The Ohio Supreme Court has disbarred former Howland attorney Kenneth N. Shaw for failing to advise four clients he had been suspended from the practice of law and failing to get court approval before paying himself attorney fees.
Shaw’s law license was suspended in September 2010 for naming his five children as beneficiaries of an elderly client’s trust, entitling them to $5,000 each in the event of the client’s death, which violated rules regarding a conflict of interest.
He also had obtained a $13,000 loan from a woman for whom he did legal work starting in 1999, another conflict of interest, and failed to repay the money.
After his license was suspended for these matters, Shaw failed to advise four clients of the suspension and failed to get court approval as required by local probate rules before paying himself attorney fees.

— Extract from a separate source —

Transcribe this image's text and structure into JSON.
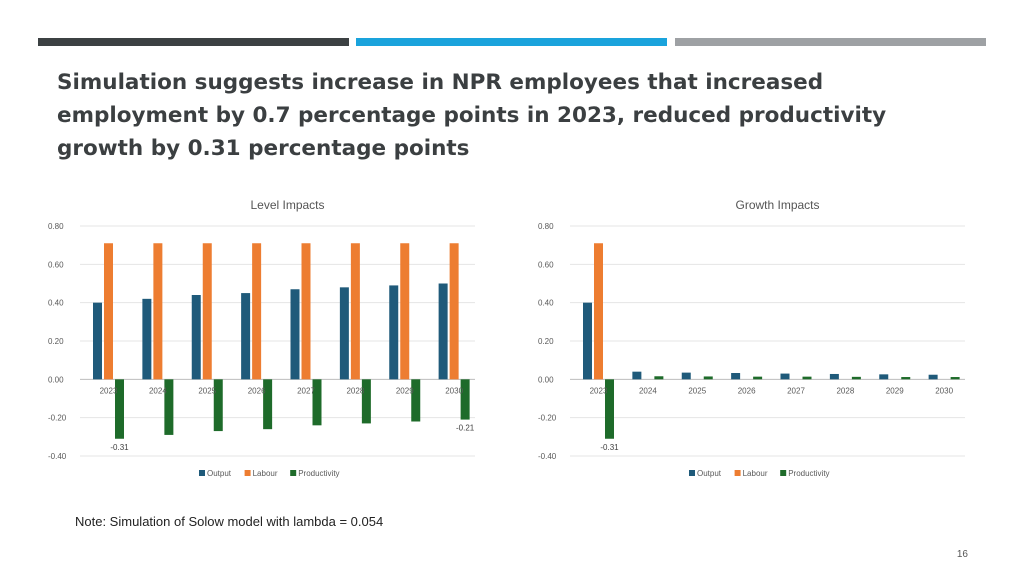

The disciplinary counsel that investigated the Shaw complaint said Shaw’s previous disciplinary matters and a pattern of misconduct were aggravating factors.
His conduct “caused harm to vulnerable clients,” and Shaw “acted with a dishonest and selfish motive,” disciplinary counsel said. The Supreme Court noted that Shaw also failed to make restitution in the probate-court matters.
Disbarment is the typical sanction imposed for attorneys who continue to practice law while under suspension, the court said. The only mitigating factor working in Shaw’s favor was that he cooperated with the investigation, the Supreme Court said.
Shaw worked out of an office on Niles-Cortland Road in Howland.